Я сидел у стола, чья поверхность, покрытая пылью, хранила следы моих пальцев, и писал, не пером, но разумом, что горел, как свеча, что догорала на подоконнике. Первая часть сонаты, Adagio doloroso, была о нашей любви, о ночах, когда мы, подобно звёздам, что сияют во тьме, говорили о музыке, о вечности, о том, что смерть не властна над нами. Я вспомнил Лилию, её голос, подобный серебряному ручью, что лился в театре, где я впервые узрел её. Её платье, белое, как снег, струилось, словно облако, а волосы, тёмные, как ночь, обрамляли лицо, чья бледность напоминала мрамор древних статуй. Я писал, и кровь, что сочилась из моих пальцев, смешивалась с пылью, создавая узоры, что, подобно нотам, жили на столе.
Вторая часть, Lento funebre, была о её смерти, о днях, когда чахотка сжимала её грудь, и я, сидя у её ложа, держал её руку, холодную, как мрамор. Она шептала, прерываясь кашлем: «Эдвард, берегись зеркал. Они живые». Я не верил ей тогда, но ныне, взирая на зеркало, что стояло передо мной, я чувствовал, что оно дышит, что оно, подобно глади канала за окном, хранит отражения не мира сего, но иного, где Лилия, быть может, всё ещё жива. Я писал, и слёзы мои, смешанные с кровью, падали на стол, и пыль, что покрывала его, казалась мне пеплом, что остался от моей души.
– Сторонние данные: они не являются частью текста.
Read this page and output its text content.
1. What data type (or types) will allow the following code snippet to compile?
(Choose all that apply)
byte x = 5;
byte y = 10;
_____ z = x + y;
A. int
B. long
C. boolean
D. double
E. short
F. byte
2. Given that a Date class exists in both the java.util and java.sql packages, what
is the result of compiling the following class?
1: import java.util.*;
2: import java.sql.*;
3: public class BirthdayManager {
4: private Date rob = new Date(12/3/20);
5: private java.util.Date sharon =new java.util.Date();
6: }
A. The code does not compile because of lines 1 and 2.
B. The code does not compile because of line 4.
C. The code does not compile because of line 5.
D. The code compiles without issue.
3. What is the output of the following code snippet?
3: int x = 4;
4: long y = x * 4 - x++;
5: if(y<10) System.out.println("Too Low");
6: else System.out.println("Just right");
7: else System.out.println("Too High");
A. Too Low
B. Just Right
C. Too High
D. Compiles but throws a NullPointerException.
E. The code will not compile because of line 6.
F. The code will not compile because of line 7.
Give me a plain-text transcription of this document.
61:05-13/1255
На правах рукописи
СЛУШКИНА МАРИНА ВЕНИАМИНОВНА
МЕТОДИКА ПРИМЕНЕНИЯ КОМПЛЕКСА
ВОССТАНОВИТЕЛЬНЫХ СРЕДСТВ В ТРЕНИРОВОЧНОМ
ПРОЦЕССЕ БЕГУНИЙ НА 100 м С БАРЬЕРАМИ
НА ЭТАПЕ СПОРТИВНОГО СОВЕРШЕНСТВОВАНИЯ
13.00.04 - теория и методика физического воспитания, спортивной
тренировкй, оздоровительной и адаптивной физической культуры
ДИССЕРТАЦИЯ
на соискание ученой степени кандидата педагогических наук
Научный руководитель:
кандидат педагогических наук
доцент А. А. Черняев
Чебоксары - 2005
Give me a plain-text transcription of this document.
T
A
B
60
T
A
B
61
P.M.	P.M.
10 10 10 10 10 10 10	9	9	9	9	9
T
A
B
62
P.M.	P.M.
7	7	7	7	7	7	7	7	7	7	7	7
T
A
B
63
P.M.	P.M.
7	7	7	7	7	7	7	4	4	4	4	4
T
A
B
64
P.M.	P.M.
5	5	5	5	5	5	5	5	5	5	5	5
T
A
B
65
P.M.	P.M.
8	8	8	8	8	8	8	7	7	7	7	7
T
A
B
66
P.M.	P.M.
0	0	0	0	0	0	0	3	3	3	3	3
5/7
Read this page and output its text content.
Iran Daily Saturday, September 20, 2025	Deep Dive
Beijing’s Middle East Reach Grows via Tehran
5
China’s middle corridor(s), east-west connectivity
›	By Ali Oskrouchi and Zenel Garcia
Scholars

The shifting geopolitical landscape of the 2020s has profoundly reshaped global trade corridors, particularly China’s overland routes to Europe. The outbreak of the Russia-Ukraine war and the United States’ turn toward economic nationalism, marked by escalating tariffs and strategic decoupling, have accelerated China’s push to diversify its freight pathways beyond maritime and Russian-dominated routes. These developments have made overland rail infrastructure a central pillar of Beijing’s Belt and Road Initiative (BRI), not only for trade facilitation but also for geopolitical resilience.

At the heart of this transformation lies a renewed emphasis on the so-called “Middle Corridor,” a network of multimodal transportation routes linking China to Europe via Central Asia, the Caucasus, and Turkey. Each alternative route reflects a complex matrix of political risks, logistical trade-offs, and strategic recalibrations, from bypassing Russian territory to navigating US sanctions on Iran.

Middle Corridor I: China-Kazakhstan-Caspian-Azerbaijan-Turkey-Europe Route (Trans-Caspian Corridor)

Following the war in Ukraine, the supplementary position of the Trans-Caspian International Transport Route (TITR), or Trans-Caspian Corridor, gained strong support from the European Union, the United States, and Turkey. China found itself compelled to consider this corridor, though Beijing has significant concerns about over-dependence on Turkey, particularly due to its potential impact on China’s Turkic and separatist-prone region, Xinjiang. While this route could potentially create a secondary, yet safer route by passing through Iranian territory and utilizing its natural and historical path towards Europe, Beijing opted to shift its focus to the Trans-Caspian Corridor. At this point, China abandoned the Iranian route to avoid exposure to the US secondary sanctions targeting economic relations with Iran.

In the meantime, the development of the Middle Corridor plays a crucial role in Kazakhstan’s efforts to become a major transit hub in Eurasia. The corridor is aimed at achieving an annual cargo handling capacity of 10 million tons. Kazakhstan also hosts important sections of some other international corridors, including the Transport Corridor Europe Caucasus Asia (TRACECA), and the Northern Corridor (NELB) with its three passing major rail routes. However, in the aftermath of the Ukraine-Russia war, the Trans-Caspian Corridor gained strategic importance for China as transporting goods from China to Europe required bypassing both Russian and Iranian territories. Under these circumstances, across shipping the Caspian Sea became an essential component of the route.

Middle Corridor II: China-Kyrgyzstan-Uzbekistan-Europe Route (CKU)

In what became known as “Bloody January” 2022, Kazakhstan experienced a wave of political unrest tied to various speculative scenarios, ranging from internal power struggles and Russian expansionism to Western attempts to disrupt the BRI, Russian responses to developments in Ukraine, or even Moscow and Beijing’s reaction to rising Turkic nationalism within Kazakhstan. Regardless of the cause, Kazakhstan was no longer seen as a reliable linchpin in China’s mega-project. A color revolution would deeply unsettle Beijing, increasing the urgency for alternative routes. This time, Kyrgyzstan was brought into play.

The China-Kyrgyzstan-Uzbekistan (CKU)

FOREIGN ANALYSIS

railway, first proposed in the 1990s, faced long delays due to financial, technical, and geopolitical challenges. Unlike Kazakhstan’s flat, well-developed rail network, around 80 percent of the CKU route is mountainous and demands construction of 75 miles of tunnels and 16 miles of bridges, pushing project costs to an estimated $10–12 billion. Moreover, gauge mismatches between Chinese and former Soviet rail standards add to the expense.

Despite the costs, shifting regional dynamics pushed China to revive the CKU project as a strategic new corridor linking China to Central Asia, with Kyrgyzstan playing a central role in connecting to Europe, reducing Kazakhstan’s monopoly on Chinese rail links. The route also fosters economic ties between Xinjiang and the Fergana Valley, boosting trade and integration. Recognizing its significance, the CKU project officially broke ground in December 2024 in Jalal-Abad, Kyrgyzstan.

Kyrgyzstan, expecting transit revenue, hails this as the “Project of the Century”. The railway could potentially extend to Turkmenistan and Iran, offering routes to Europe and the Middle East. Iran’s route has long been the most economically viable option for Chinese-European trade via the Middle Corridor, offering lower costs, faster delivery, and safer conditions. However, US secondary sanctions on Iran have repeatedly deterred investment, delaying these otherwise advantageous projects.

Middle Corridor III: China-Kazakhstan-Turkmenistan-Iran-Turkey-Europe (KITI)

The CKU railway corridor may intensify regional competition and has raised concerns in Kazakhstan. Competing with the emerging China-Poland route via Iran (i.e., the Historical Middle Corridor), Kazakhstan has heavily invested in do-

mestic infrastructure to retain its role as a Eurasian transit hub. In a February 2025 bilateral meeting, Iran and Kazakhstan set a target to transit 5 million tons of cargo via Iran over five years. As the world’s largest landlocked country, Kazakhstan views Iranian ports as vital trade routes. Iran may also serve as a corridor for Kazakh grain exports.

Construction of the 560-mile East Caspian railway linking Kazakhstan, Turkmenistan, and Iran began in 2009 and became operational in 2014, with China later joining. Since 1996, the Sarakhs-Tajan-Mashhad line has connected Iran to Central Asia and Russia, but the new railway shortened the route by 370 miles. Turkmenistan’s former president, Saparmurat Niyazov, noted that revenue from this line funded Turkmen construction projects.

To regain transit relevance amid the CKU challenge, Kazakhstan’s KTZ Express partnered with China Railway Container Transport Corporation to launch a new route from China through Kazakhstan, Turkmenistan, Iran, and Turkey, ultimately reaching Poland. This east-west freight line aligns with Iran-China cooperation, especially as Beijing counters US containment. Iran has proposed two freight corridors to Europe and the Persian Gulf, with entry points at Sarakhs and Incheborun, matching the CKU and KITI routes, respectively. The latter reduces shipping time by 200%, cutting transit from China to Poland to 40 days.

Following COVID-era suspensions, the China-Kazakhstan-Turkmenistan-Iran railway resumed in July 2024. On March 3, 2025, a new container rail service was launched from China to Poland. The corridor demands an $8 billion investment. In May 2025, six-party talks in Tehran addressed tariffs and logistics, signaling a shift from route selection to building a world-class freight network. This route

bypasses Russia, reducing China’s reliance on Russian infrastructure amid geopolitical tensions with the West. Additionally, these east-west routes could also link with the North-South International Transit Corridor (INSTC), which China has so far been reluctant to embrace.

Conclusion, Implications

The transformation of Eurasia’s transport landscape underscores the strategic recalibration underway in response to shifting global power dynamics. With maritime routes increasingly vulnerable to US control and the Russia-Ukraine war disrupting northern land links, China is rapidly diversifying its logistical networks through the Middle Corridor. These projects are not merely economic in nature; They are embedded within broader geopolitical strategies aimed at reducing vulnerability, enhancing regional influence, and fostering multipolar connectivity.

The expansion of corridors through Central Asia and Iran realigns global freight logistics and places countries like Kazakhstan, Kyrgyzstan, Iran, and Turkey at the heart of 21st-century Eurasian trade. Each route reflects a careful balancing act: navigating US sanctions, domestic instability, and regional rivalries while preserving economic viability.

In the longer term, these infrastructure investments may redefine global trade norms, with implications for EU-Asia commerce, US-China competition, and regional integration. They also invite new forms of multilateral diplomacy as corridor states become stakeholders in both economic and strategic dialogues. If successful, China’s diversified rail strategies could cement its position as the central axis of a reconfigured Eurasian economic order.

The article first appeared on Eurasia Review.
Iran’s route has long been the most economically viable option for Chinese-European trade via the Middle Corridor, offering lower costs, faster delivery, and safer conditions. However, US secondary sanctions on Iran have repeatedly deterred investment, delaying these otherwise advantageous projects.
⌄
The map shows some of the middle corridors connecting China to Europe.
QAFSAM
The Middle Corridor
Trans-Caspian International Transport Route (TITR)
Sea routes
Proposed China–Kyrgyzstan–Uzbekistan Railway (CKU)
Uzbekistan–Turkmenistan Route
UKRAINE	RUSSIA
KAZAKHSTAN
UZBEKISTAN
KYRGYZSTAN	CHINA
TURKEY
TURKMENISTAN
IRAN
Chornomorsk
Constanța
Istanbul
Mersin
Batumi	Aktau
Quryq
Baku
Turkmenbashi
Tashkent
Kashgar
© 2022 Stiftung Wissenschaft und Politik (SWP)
Третья часть, Allegro resurrectio, была о воскрешении, о надежде, что музыка моя, подобно заклятию, вернёт её. Я видел её в своих видениях, стоящую в галерее, чьи залы, бесконечные, были увешаны картинами, чьи лица, лишённые глаз, шептались о последней ноте. Я писал, и разум мой, подобно кораблю, попавшему в бурю, тонул в волнах мелодии, что была не моей, но её – мелодии теней, что ждали меня.
Когда я завершил сонату, я встал, сжимая скрипку, и начал играть. Комната, что некогда была моим приютом, растворилась, и стены её, подобно завесе, упали, открывая залы галереи, что я видел в своих видениях. Зеркало, что стояло передо мной, дрожало, и трещины его, подобно венам, пульсировали, как будто оно жило. Я играл, и каждый аккорд, что рождался под смычком, был подобен удару молота по стеклу, и зеркало, казалось, кричало, его голос, подобный вою ветра, сливался с моей мелодией. Я видел картины, чьи лица, лишённые глаз, поворачивались ко мне, их рты, лишённые губ, пели моё имя. Я слышал голоса, что, подобно хору, говорили: «Играй, Эдвард. Ты – последняя нота».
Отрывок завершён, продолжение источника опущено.